Poster Presentation Society of Obstetric Medicine of Australia and New Zealand and Australasian Diabetes in Pregnancy Society Joint Scientific Meeting 2017

Validation of clinical practice guidelines for predicting pre-eclampsia and tailoring aspirin prophylaxis: individual participant data meta-analysis   (#118)

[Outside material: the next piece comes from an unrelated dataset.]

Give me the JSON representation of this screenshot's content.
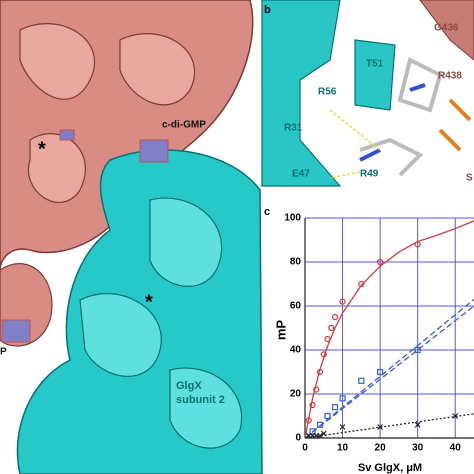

Ziad TA Al-Rubaie 1 , Lisa M Askie 2 , H Malcolm Hudson 2 3 , Joel G Ray 4 , Gregory Jenkins 5 , Sarah J Lord 1 2
  1. School of Medicine, The University of Notre Dame Australia, ORAN PARK, NEW SOUTH WALES, Australia
  2. NHMRC Clinical Trial Centre, University of Sydney, Sydney, NSW, Australia
  3. Department of Statistics , Macquarie University, Sydney, NSW, Australia
  4. Departments of Medicine, Health Policy Management and Evaluation, and Obstetrics and Gynecology, St. Michael's Hospital, University of Toronto, Toronto, Ontario, Canada
  5. Department of Obstetrics, Westmead Hospital, Westmead, NSW, Australia

Introduction
The Society of Obstetric Medicine of Australia and New Zealand (SOMANZ) considers low-dose aspirin for preventing pre-eclampsia in pregnant women at elevated risk. Doppler ultrasound and serum biomarkers have demonstrated very good accuracy for identifying high-risk women, but are not widely available.  The National Institute for Health and Care Excellence (NICE) and United States Preventive Services Task Force (USPSTF) provide guidelines to identify high-risk women using routinely collected maternal risk factors, but these require clinical validation.

Objective
To assess the accuracy of NICE and USPSTF guidelines for predicting pre-eclampsia.

Methods
We conducted an individual-participant data meta-analysis using the Perinatal Antiplatelet Review of International Studies (PARIS) dataset. Randomised controlled trials were eligible if they enrolled pregnant women before 28 weeks’ gestation, reported risk factors, and assessed pre-eclampsia. Women assigned to no antiplatelet therapy were included. Both guidelines recommend aspirin if ≥1 high-risk factors or ≥2 moderate-risk factors. Two moderate-risk factors (body mass index and pregnancy interval) were unavailable. For each guideline, we assessed sensitivity, specificity, positive (PPV) and negative (NPV) predictive value for predicting pre-eclampsia, and the number-needed-to-screen (NNS) to prevent one pre-eclampsia event.

Results
Eleven trials (n=10,659 women) had sufficient data to assess the guidelines. The pooled prevalence of pre-eclampsia was 8·3%. NICE sensitivity was 57·1% (95%CI 53·8–60·3%), specificity 72·4% (71·5–73·2%), PPV 15·7% (14·5–17·0%), NPV 94·9% (94·4–95·4%), NNS 211. USPSTF sensitivity was 58·7% (55·4–61·9%), specificity 69·8% (68·8–70·7%). For nulliparous women, NICE sensitivity was 25·4% (21·3–30·0%), specificity 91·4%(90·6–92·1%), PPV 16·7% (13·9–19·9%) and NPV 94·7% (94·1–95·3%), NNS 616.

Conclusion
NICE and USPSTF guidelines offer a simple and specific approach for identifying women at high-risk of pre-eclampsia where more advanced screening methods are not available. These findings can inform the development of Australian and international guidelines, and patient counselling for aspirin prophylaxis.